Almost two years since Maria Sharapova returned from her doping ban, she has yet to regain her former authority on the court, and neither has she shown a hint of remorse.
Both of these points were driven home on Sunday. First Sharapova suffered a 4-6, 6-1, 6-4 defeat at the hands of Australia’s local heroine Ashleigh Barty. Then she declined to answer a perfectly relevant question about the challenge of finding an alternative medication to meldonium, which was outlawed by WADA at the start of 2016.

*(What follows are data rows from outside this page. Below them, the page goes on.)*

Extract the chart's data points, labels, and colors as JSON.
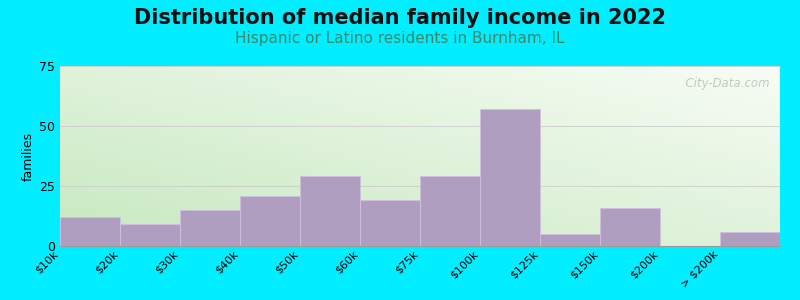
{
  "title": "Distribution of median family income in 2022",
  "subtitle": "Hispanic or Latino residents in Burnham, IL",
  "categories": [
    "$10k",
    "$20k",
    "$30k",
    "$40k",
    "$50k",
    "$60k",
    "$75k",
    "$100k",
    "$125k",
    "$150k",
    "$200k",
    "> $200k"
  ],
  "values": [
    12,
    9,
    15,
    21,
    29,
    19,
    29,
    57,
    5,
    16,
    0,
    6
  ],
  "bar_color": "#b09ec0",
  "bar_edge_color": "#d0c0e0",
  "ylabel": "families",
  "ylim": [
    0,
    75
  ],
  "yticks": [
    0,
    25,
    50,
    75
  ],
  "outer_bg": "#00eeff",
  "title_fontsize": 15,
  "subtitle_fontsize": 11,
  "subtitle_color": "#3a8a6a",
  "watermark_text": "  City-Data.com",
  "grid_color": "#cccccc",
  "bg_left_bottom": "#c8e8c0",
  "bg_right_top": "#f8faf5"
}
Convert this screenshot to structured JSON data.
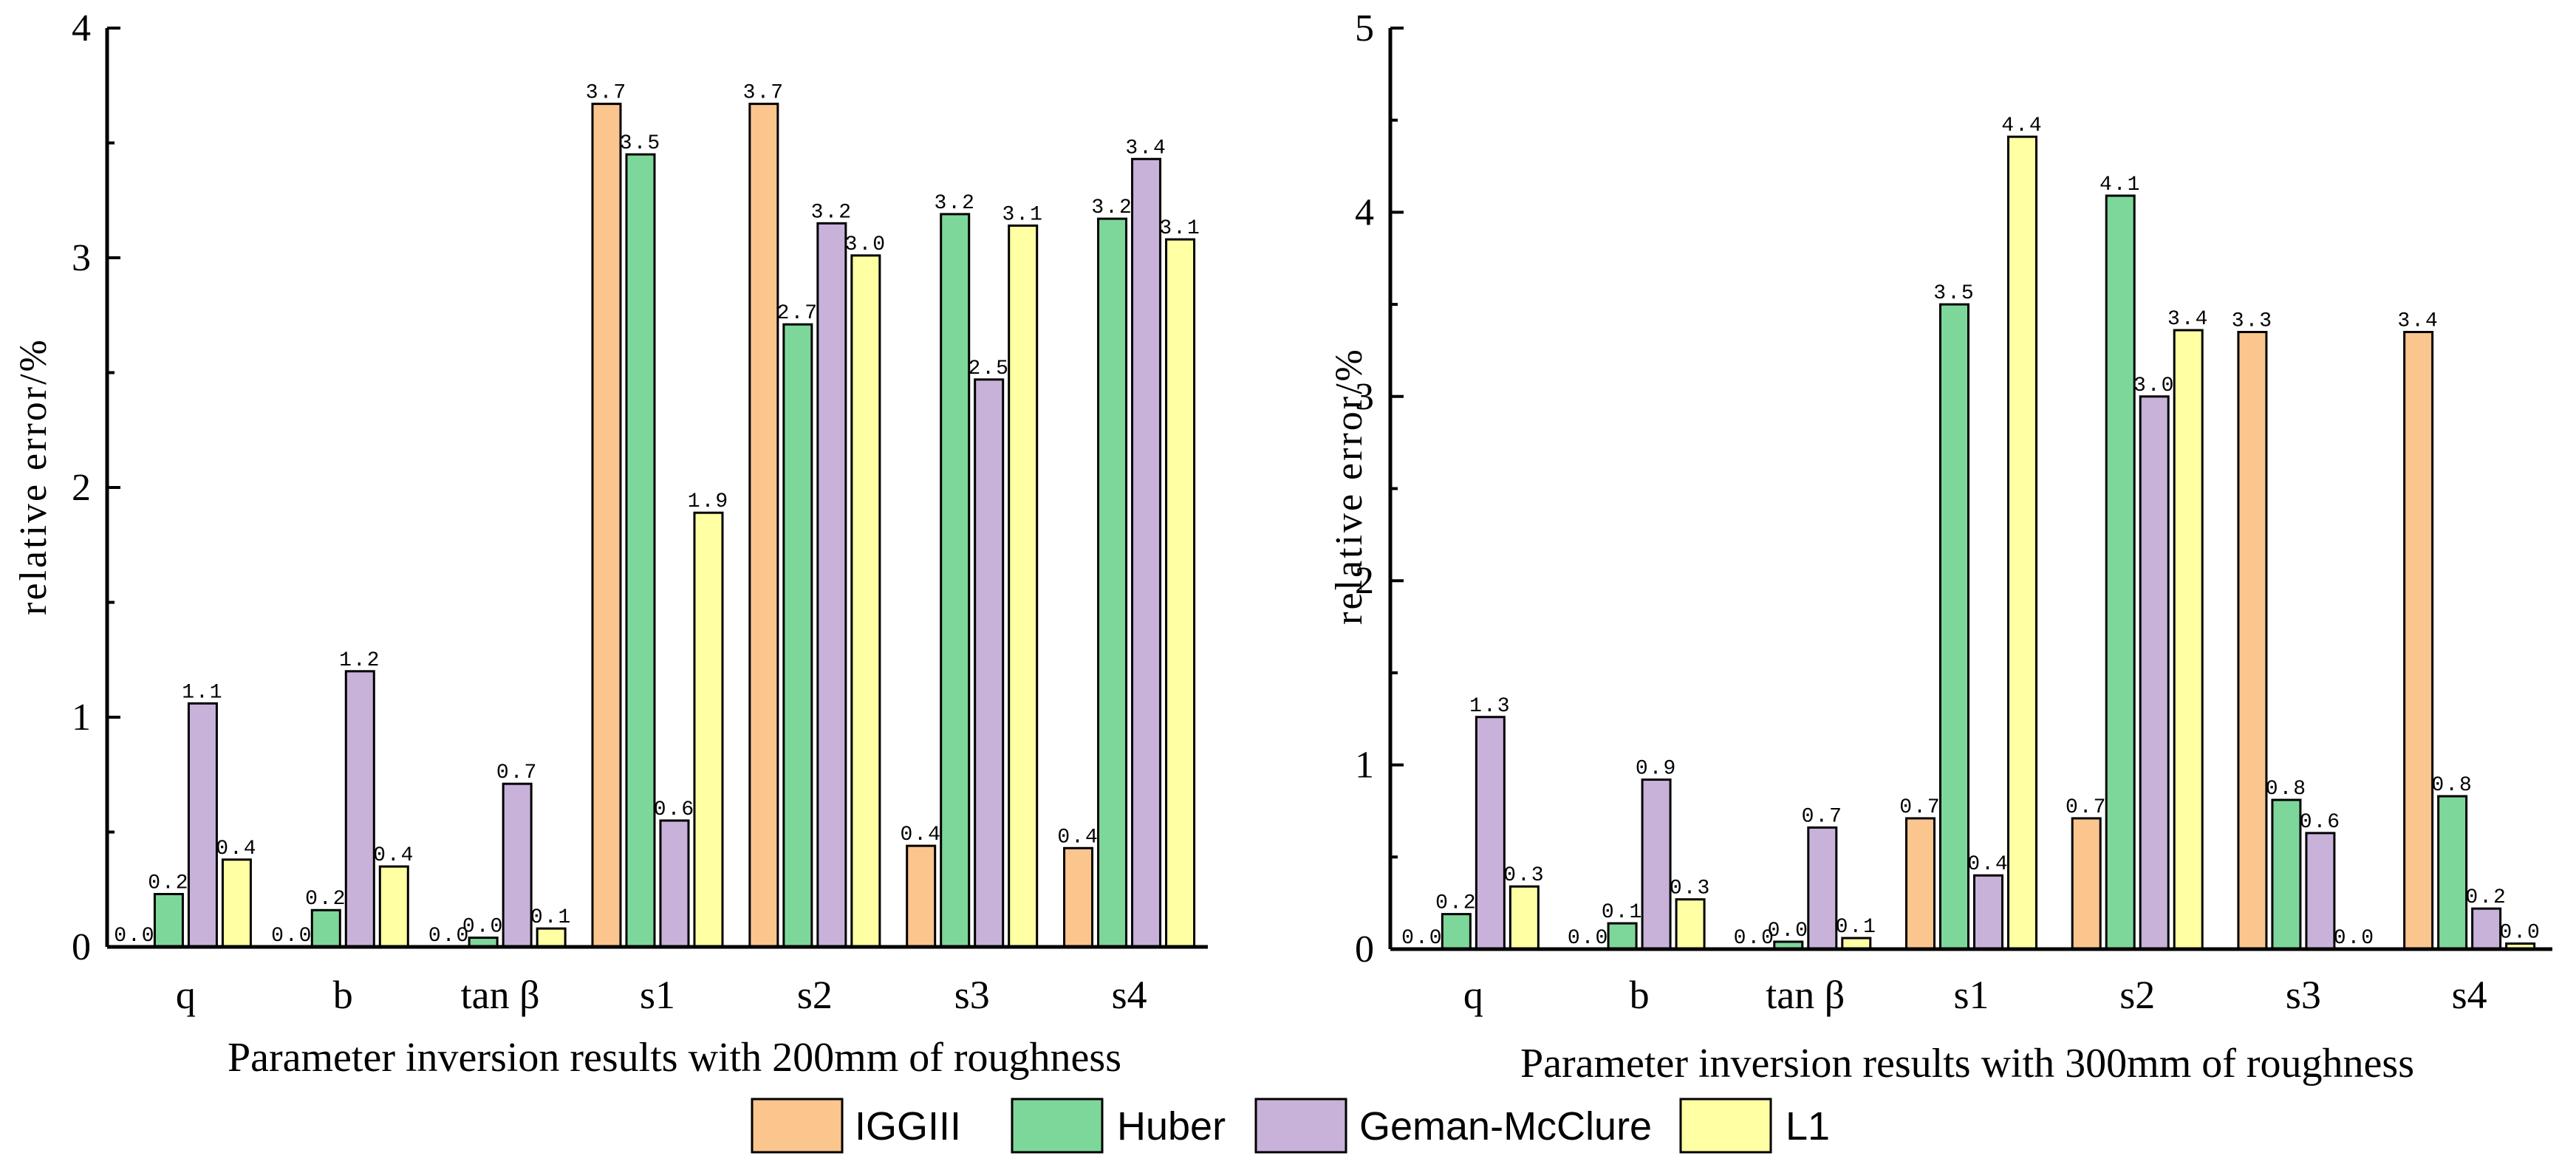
{
  "colors": {
    "IGGIII": "#FBC58E",
    "Huber": "#7ED79A",
    "Geman-McClure": "#C8B2DA",
    "L1": "#FFFFA4"
  },
  "legend": [
    "IGGIII",
    "Huber",
    "Geman-McClure",
    "L1"
  ],
  "chart_data": [
    {
      "type": "bar",
      "categories": [
        "q",
        "b",
        "tan β",
        "s1",
        "s2",
        "s3",
        "s4"
      ],
      "xlabel": "Parameter inversion results with 200mm of roughness",
      "ylabel": "relative error/%",
      "ylim": [
        0,
        4
      ],
      "yticks": [
        "0",
        "1",
        "2",
        "3",
        "4"
      ],
      "series": [
        {
          "name": "IGGIII",
          "values": [
            0.0,
            0.0,
            0.0,
            3.67,
            3.67,
            0.44,
            0.43
          ],
          "labels": [
            "0.0",
            "0.0",
            "0.0",
            "3.7",
            "3.7",
            "0.4",
            "0.4"
          ]
        },
        {
          "name": "Huber",
          "values": [
            0.23,
            0.16,
            0.04,
            3.45,
            2.71,
            3.19,
            3.17
          ],
          "labels": [
            "0.2",
            "0.2",
            "0.0",
            "3.5",
            "2.7",
            "3.2",
            "3.2"
          ]
        },
        {
          "name": "Geman-McClure",
          "values": [
            1.06,
            1.2,
            0.71,
            0.55,
            3.15,
            2.47,
            3.43
          ],
          "labels": [
            "1.1",
            "1.2",
            "0.7",
            "0.6",
            "3.2",
            "2.5",
            "3.4"
          ]
        },
        {
          "name": "L1",
          "values": [
            0.38,
            0.35,
            0.08,
            1.89,
            3.01,
            3.14,
            3.08
          ],
          "labels": [
            "0.4",
            "0.4",
            "0.1",
            "1.9",
            "3.0",
            "3.1",
            "3.1"
          ]
        }
      ]
    },
    {
      "type": "bar",
      "categories": [
        "q",
        "b",
        "tan β",
        "s1",
        "s2",
        "s3",
        "s4"
      ],
      "xlabel": "Parameter inversion results with 300mm of roughness",
      "ylabel": "relative error/%",
      "ylim": [
        0,
        5
      ],
      "yticks": [
        "0",
        "1",
        "2",
        "3",
        "4",
        "5"
      ],
      "series": [
        {
          "name": "IGGIII",
          "values": [
            0.0,
            0.0,
            0.0,
            0.71,
            0.71,
            3.35,
            3.35
          ],
          "labels": [
            "0.0",
            "0.0",
            "0.0",
            "0.7",
            "0.7",
            "3.3",
            "3.4"
          ]
        },
        {
          "name": "Huber",
          "values": [
            0.19,
            0.14,
            0.04,
            3.5,
            4.09,
            0.81,
            0.83
          ],
          "labels": [
            "0.2",
            "0.1",
            "0.0",
            "3.5",
            "4.1",
            "0.8",
            "0.8"
          ]
        },
        {
          "name": "Geman-McClure",
          "values": [
            1.26,
            0.92,
            0.66,
            0.4,
            3.0,
            0.63,
            0.22
          ],
          "labels": [
            "1.3",
            "0.9",
            "0.7",
            "0.4",
            "3.0",
            "0.6",
            "0.2"
          ]
        },
        {
          "name": "L1",
          "values": [
            0.34,
            0.27,
            0.06,
            4.41,
            3.36,
            0.0,
            0.03
          ],
          "labels": [
            "0.3",
            "0.3",
            "0.1",
            "4.4",
            "3.4",
            "0.0",
            "0.0"
          ]
        }
      ]
    }
  ]
}
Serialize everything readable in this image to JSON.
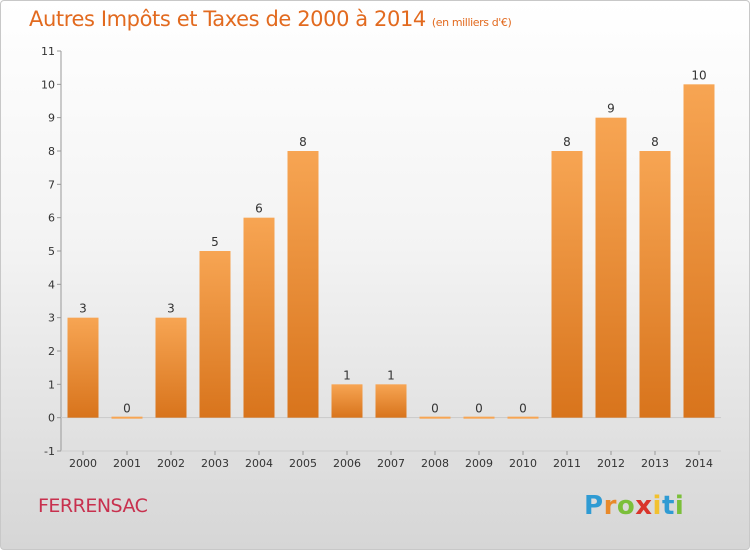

When Sharapova first revealed the details of her positive test, she said that she had used the drug because of a magnesium deficiency and a family history of diabetes. Coincidentally or not, her effectiveness in deciding sets has fallen since she stopped taking it, from a 76 per cent success rate beforehand to 52 per cent thereafter.
Asked whether it is difficult to deal with the physical demands of a grand slam without her former medication, Sharapova put her hand to her forehead, then pursed her lips and replied “Is there another question?”
Sharapova seems to like acting as if she were the victim. But there are plenty of other players in the locker-room who have expressed dissatisfaction about her acknowledged use of meldonium for ten years. Her notoriety may also help to explain why the Melbourne fans booed her on Sunday, as she returned from what they saw as a tactical bathroom break at the end of the second set.
This was another question that cropped up in the interview room, to her obvious disgust. “Did you think they [the fans] were a bit unfair to you? Did it affect you at all?”
“What do you want me to say to that question?” Sharapova replied. “I think that's a silly question to ask.”
Whatever the surrounding issues, the truth is that Sharapova was outplayed. And her opponent thus became the first Australian woman to reach the quarter-finals here since Jelena Dokic a decade ago. In Melbourne last night, the Barty party was well underway.
It is only three years since Barty came back to tennis after an Australian summer in which she represented the Brisbane Heat in the Big Bash League. Striking 39 on her first appearance in Twenty20 cricket, she clearly handles off-spin as confidently as she does topspin.
Should Barty keep her Melbourne Park run going, she could find herself contesting the women’s final here at the same moment as her former team-mates are taking the field in the BBL final. Whatever happens, she is already front- and back-page news across Australia – a refreshingly wholesome standard-bearer to counteract the feuds and excuses of Bernard Tomic and Nick Kyrgios.
The quality of Sunday’s match might not have been overwhelmingly high, in terms of pure ball-striking, but the drama was irresistible and the home fans were ecstatic when Barty managed to seal her victory with an ace down the ‘T’.
Barty is the No. 15 seed here, which on paper makes her twice as good as Sharapova’s No. 30. She has a versatile game too, with the volleys of a doubles champion (she won September’s US Open with CoCo Vandeweghe) and the best slice backhand in the business.
What she doesn’t have is much pedigree on the singles court at the majors. This will be her first visit to the quarter-finals of a slam, on her 18th attempt. The main reason for doubt was not that Sharapova might outplay her, but that Barty had shown signs of being gunshy against the biggest names in the past.
During last year’s French Open, she had backed off while holding a set-and-a- break lead against a still rusty Serena Williams. And were times here when history threatened to repeat.
Barty coughed up 22 unforced errors to lose the first set, and then let Sharapova fight back from 4-0 down in the decider to a nervy 4-3. To her credit, though, she steeled herself and served out the win on her fourth match point.
“The atmosphere was really unbelievable,” said Barty, who shares a partly indigenous ancestry with the seven-time slam champion Evonne Goolagong Cawley. “That first match point, my ears were ringing.”
Sportingly, Barty also declined to complain about Sharapova’s lengthy bathroom break. “There is nothing I can do. I just have to wait, and I know she was playing by the rule book.”